Filmes como "Uma Festa para Viver", "É a Vez da Voz do Povo", "Faz lá Coragem, Camarada", "O Deserto e os Mucubais" (1976), "Presente Angolano, Tempo Mumuíla" (1979), participam do acontecer do país nos momentos pós-independência.

O antropólogo Nuno Porto fala ao Ípsilon desta "maneira de construir narrativas fílmicas que envolve directamente os sujeitos na sua fabricação, por oposição a um realizador que fosse omnisciente e se colocasse para lá das actividades das pessoas que está a filmar. Os filmes colocam um realizador em diálogo com as pessoas.

A acção vai avançando no ritmo delas, tornando-se quase uma forma de colaboração".

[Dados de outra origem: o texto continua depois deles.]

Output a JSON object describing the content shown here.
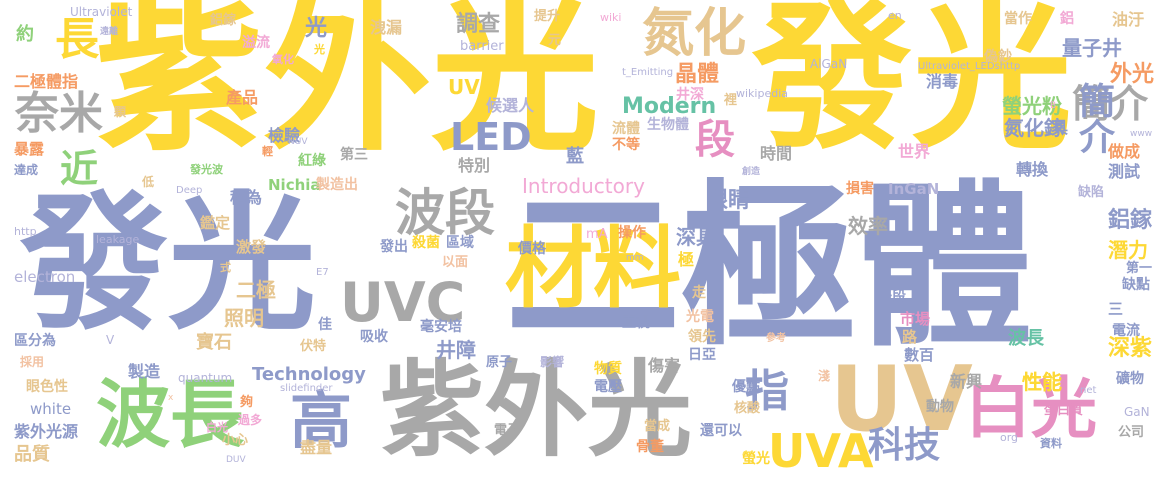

As reflexões sobre cinema de Ruy Duarte vão sair em livro, "A Câmara, a Escrita e a Coisa Dita. Fitas, Textos e Palestras", e direccionam-se contra um cinema que se preocupa em preservar um mundo em desaparecimento, cristalizado em nostalgia como etnográfico, defendendo um mundo que, ao invés, se transforma.

Ruy Duarte defende que deve o "filme ser válido como cinema, útil como referência e fiel como testemunho", escreve no texto acima citado. E é assim que os filmes materializam a preocupação estética aliada à consciência política, transversal à sua obra. Nuno Porto refere que "Nelisita" (1982) "permite comentar a situação de Angola contemporânea a partir do ponto de vista dos Nyaneka.

Neste sentido o filme mostra como o Estado é apercebido localmente, de um modo 'poeticamente eficaz'".

Além do que se vai debater no ciclo e se escreveu, é importante trazer esta obra singular para o mundo académico.

Manuela Ribeiro Sanches, directora do Centro de Estudos Comparatistas da Faculdade de Letras de Lisboa, explica ao Ípsilon que Ruy Duarte de Carvalho "não faz parte do 'canône' dos estudos pós-coloniais, mas encerra temas centrais para esta orientação, tais como a perspectiva crítica sobre noções desenvolvimentistas, as narrativas do progresso, a crítica do estado-nação a partir de outras micro-histórias que este tem silenciado". É uma obra que exige disponibilidade e profundidade, e pensa incluí-lo no próximo semestre.

São as suas múltiplas perspectivas, a contrariar a visão omnisciente e o modo binário de pensar o mundo, que também o inserem no pensamento pós-colonial. É a receptividade de Ruy Duarte de Carvalho para com o lugar para onde viaja. A professora destaca as narrativas de viagem, as tais entre a literatura e antropologia, que convocam a oralidade e a visão.

Viagens não só entre lugares, mas entre livros, entre as sociedades tradicionais e modernas, entre centros e periferias. Viagem do mundo dos sentidos, também filosóficas e espirituais, onde Ruy Duarte de Carvalho deixa na paisagem o eco daquele que dá a ver. Um instrumento de percepção que advém da emoção (ou a subjectividade que enriqueceu a antropologia).

Ao dramaturgo Rui Guilherme Lopes, que em 2003 adaptou (tentando manter a estrutura original) o livro "Vou lá Visitar Pastores" para uma encenação e interpretação de Manuel Wiborg, que vai ser agora reposta, fascinou-o "aquela dedicação, o cuidado com que eram apontados detalhes, mas com que ao mesmo tempo se pedia, ou enunciava, a atenção, uma atenção especial para com aquelas pessoas".

Em "Escolher o Deserto", título do texto do também antropólogo e poeta Luís Quintais, escreve-se que o deserto é "a geografia de autopercepção sem fim que o silêncio reclama" e "aquele que procura o deserto, aquele que reclama a escassez e o silêncio" tem de conhecer-se a si, do corpo para o mundo. Ruy Duarte de Carvalho, que se tem dado a "um exaustivo labor" nesse autoconhecimento de dentro e fora, dá-nos a ver a reunião das tantas ramificações e a arrumação da hibridez, mas dependerá do ângulo em que se vai colocando o caleidoscópio. Trabalho de sobra para nós também.

A motivação de sempre para o exaustivo labor? "Existir obriga a ser... e cada um vai tentando ser como acha que sim e acabando sendo como afinal é mesmo", responde-nos o artista que, no final, é na condição de cidadão comum que gosta de ser apreciado e levado a sério.